In a typical eye tracking experiment (see one demo, above), an individual consumer is shown, for example, 6-foot wide store shelves on a screen. The consumer views the shelf categories in this simulated shopping environment. Using a joystick, the consumer moves from one category to another. While she's doing so, her eye movements are being recorded at 60 readings per second.
The collected data is used to create a heat map of fixation readings; the more intense the color in the heat map, the higher the number of viewing fixations. The data is also analyzed so that the marketer knows the percentage of consumers who "actively fixated" on each product or brand on a shelf.
Scott Young, president of Perception Research Services, a market research firm that employs eye tracking, says clients like this large-screen approach.

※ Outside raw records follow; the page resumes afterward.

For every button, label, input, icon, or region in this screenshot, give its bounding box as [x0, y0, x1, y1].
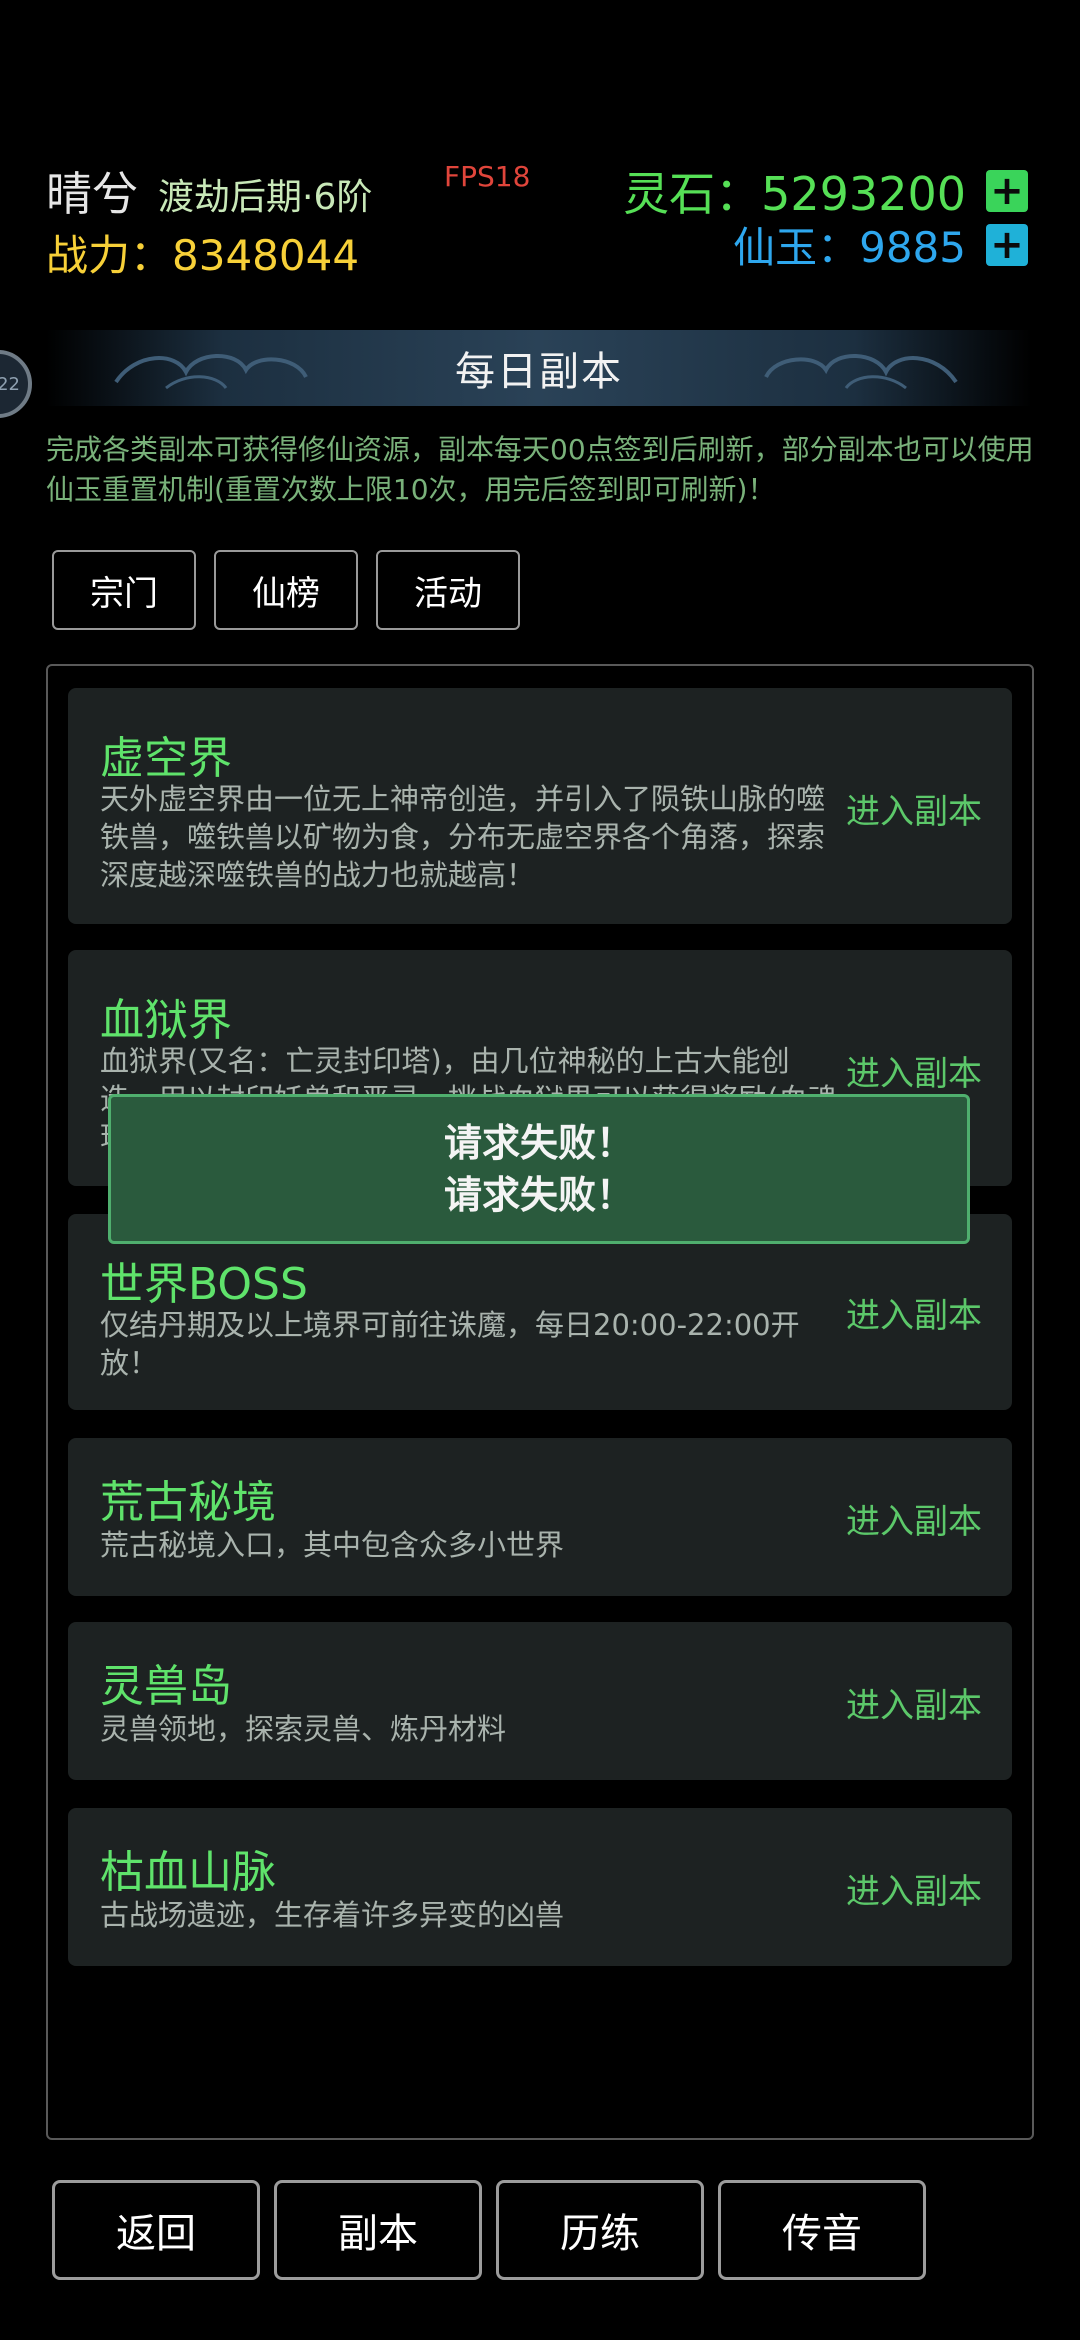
error-toast: 请求失败！ 请求失败！ [108, 1094, 970, 1244]
tab-sect[interactable]: 宗门 [52, 550, 196, 630]
nav-message-button[interactable]: 传音 [718, 2180, 926, 2280]
realm-label: 渡劫后期·6阶 [158, 177, 373, 218]
back-button[interactable]: 返回 [52, 2180, 260, 2280]
fps-counter: FPS18 [444, 160, 531, 193]
dungeon-description: 古战场遗迹，生存着许多异变的凶兽 [100, 1898, 565, 1932]
dungeon-card-void-realm[interactable]: 虚空界 天外虚空界由一位无上神帝创造，并引入了陨铁山脉的噬铁兽，噬铁兽以矿物为食… [68, 688, 1012, 924]
enter-dungeon-button[interactable]: 进入副本 [846, 1678, 982, 1727]
add-jade-button[interactable]: + [986, 223, 1028, 266]
player-name: 晴兮 [46, 167, 138, 221]
spirit-stone-value: 5293200 [761, 167, 966, 221]
tab-events[interactable]: 活动 [376, 550, 520, 630]
dungeon-description: 荒古秘境入口，其中包含众多小世界 [100, 1528, 565, 1562]
jade-value: 9885 [859, 223, 966, 272]
add-spirit-stone-button[interactable]: + [986, 170, 1028, 212]
toast-message: 请求失败！ [443, 1173, 634, 1217]
dungeon-title: 灵兽岛 [100, 1661, 232, 1712]
dungeon-title: 枯血山脉 [100, 1847, 276, 1898]
dungeon-description: 灵兽领地，探索灵兽、炼丹材料 [100, 1712, 507, 1746]
dungeon-title: 血狱界 [100, 995, 232, 1046]
dungeon-title: 世界BOSS [100, 1259, 308, 1310]
enter-dungeon-button[interactable]: 进入副本 [846, 1288, 982, 1337]
page-description: 完成各类副本可获得修仙资源，副本每天00点签到后刷新，部分副本也可以使用仙玉重置… [46, 433, 1034, 506]
cloud-ornament-left [114, 354, 308, 390]
nav-dungeon-button[interactable]: 副本 [274, 2180, 482, 2280]
dungeon-description: 天外虚空界由一位无上神帝创造，并引入了陨铁山脉的噬铁兽，噬铁兽以矿物为食，分布无… [100, 782, 826, 892]
power-label: 战力： [46, 231, 173, 280]
jade-label: 仙玉： [733, 223, 860, 272]
combat-power: 战力：8348044 [46, 222, 359, 283]
dungeon-description: 仅结丹期及以上境界可前往诛魔，每日20:00-22:00开放！ [100, 1308, 800, 1380]
title-banner: 每日副本 [46, 330, 1032, 406]
toast-message: 请求失败！ [443, 1121, 634, 1165]
jade-row: 仙玉：9885 + [733, 214, 1028, 275]
side-float-button[interactable]: 22 [0, 350, 32, 418]
nav-training-button[interactable]: 历练 [496, 2180, 704, 2280]
enter-dungeon-button[interactable]: 进入副本 [846, 1864, 982, 1913]
dungeon-title: 荒古秘境 [100, 1477, 276, 1528]
enter-dungeon-button[interactable]: 进入副本 [846, 1494, 982, 1543]
jade-amount: 仙玉：9885 [733, 214, 966, 275]
tab-ranking[interactable]: 仙榜 [214, 550, 358, 630]
enter-dungeon-button[interactable]: 进入副本 [846, 784, 982, 833]
dungeon-title: 虚空界 [100, 733, 232, 784]
spirit-stone-label: 灵石： [623, 167, 762, 221]
cloud-ornament-right [764, 354, 958, 390]
page-title: 每日副本 [455, 349, 623, 395]
enter-dungeon-button[interactable]: 进入副本 [846, 1046, 982, 1095]
dungeon-card-beast-island[interactable]: 灵兽岛 灵兽领地，探索灵兽、炼丹材料 进入副本 [68, 1622, 1012, 1780]
dungeon-card-blood-mountains[interactable]: 枯血山脉 古战场遗迹，生存着许多异变的凶兽 进入副本 [68, 1808, 1012, 1966]
dungeon-card-ancient-realm[interactable]: 荒古秘境 荒古秘境入口，其中包含众多小世界 进入副本 [68, 1438, 1012, 1596]
power-value: 8348044 [172, 231, 360, 280]
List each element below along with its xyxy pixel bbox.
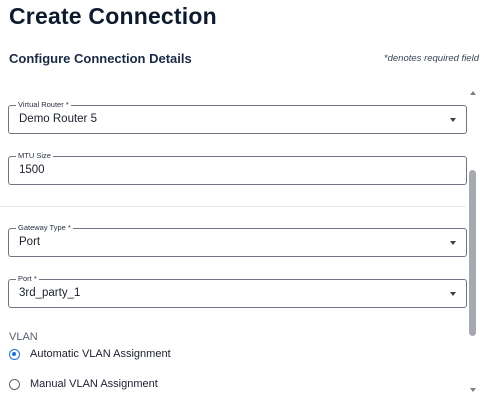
gateway-type-value: Port: [19, 236, 41, 248]
required-field-note: *denotes required field: [383, 53, 479, 64]
page-title: Create Connection: [9, 3, 217, 29]
virtual-router-label: Virtual Router *: [16, 100, 71, 110]
section-title: Configure Connection Details: [9, 51, 192, 66]
port-select[interactable]: Port * 3rd_party_1: [8, 274, 467, 308]
gateway-type-select[interactable]: Gateway Type * Port: [8, 223, 467, 257]
gateway-type-label: Gateway Type *: [16, 223, 73, 233]
chevron-down-icon: [450, 118, 456, 122]
section-divider: [0, 206, 466, 207]
mtu-size-label: MTU Size: [16, 151, 53, 161]
scrollbar-thumb[interactable]: [469, 170, 476, 336]
radio-label: Manual VLAN Assignment: [30, 378, 158, 390]
scroll-up-arrow-icon[interactable]: [470, 91, 476, 95]
port-label: Port *: [16, 274, 39, 284]
mtu-size-input[interactable]: MTU Size 1500: [8, 151, 467, 185]
vlan-label: VLAN: [9, 331, 38, 343]
chevron-down-icon: [450, 292, 456, 296]
radio-automatic-vlan[interactable]: Automatic VLAN Assignment: [9, 348, 171, 360]
radio-selected-icon[interactable]: [9, 348, 20, 360]
radio-manual-vlan[interactable]: Manual VLAN Assignment: [9, 378, 158, 390]
mtu-size-value: 1500: [19, 164, 45, 176]
vertical-scrollbar[interactable]: [467, 86, 481, 400]
virtual-router-value: Demo Router 5: [19, 113, 97, 125]
radio-unselected-icon[interactable]: [9, 378, 20, 390]
port-value: 3rd_party_1: [19, 287, 81, 299]
scroll-down-arrow-icon[interactable]: [470, 388, 476, 392]
radio-label: Automatic VLAN Assignment: [30, 348, 171, 360]
virtual-router-select[interactable]: Virtual Router * Demo Router 5: [8, 100, 467, 134]
chevron-down-icon: [450, 241, 456, 245]
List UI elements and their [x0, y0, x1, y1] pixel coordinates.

He tells Packaging World, "To accurately measure shelf visibility, we've found that you really need to show product categories nearly life size. That's why we project the categories at 6 feet wide, and it also corresponds to a shopper's actual field of vision at the shelf."
Pamela Waldron, global director of Oral Care for Johnson & Johnson, says the company uses eye tracking "frequently to assess new label design for major brands. We could not implement a graphic label design change without understanding its impact on visibility and imagery."
P&G has used eye tracking research for six years to validate new packaging designs and to study areas of a product package that are most visible to consumers. Christian Simms says that "eye tracking gives us a complete sense of who's seeing what. We want them to leave the store with the right product." Eye tracking research was used when the company introduced new label graphics for Herbal Essences. It also led to a change in European packaging for Pantene Aqua Light conditioner. "We used a light blue pack, and no one saw it on shelf," says Simms.
Eye tracking can go even further — right into the store, in fact — with the use of special glasses connected to a recorder that the consumer takes along on a shopping trip. The glasses include a tiny camera and a sensor which, using infrared light, maps eye-tracing data to individual packages. A microphone can record the shopper's comments as well.
P&G and Johnson & Johnson are enthusiastic about the results they've seen from eye tracking.
Waldron of Johnson & Johnson reports that the company has "uncovered weaknesses versus competitors that we didn't know existed." P&G's Simms adds, "With eye tracking, you can determine if you are stopping consumers with your product."
Still, not everyone's convinced by such techniques. Your thoughts?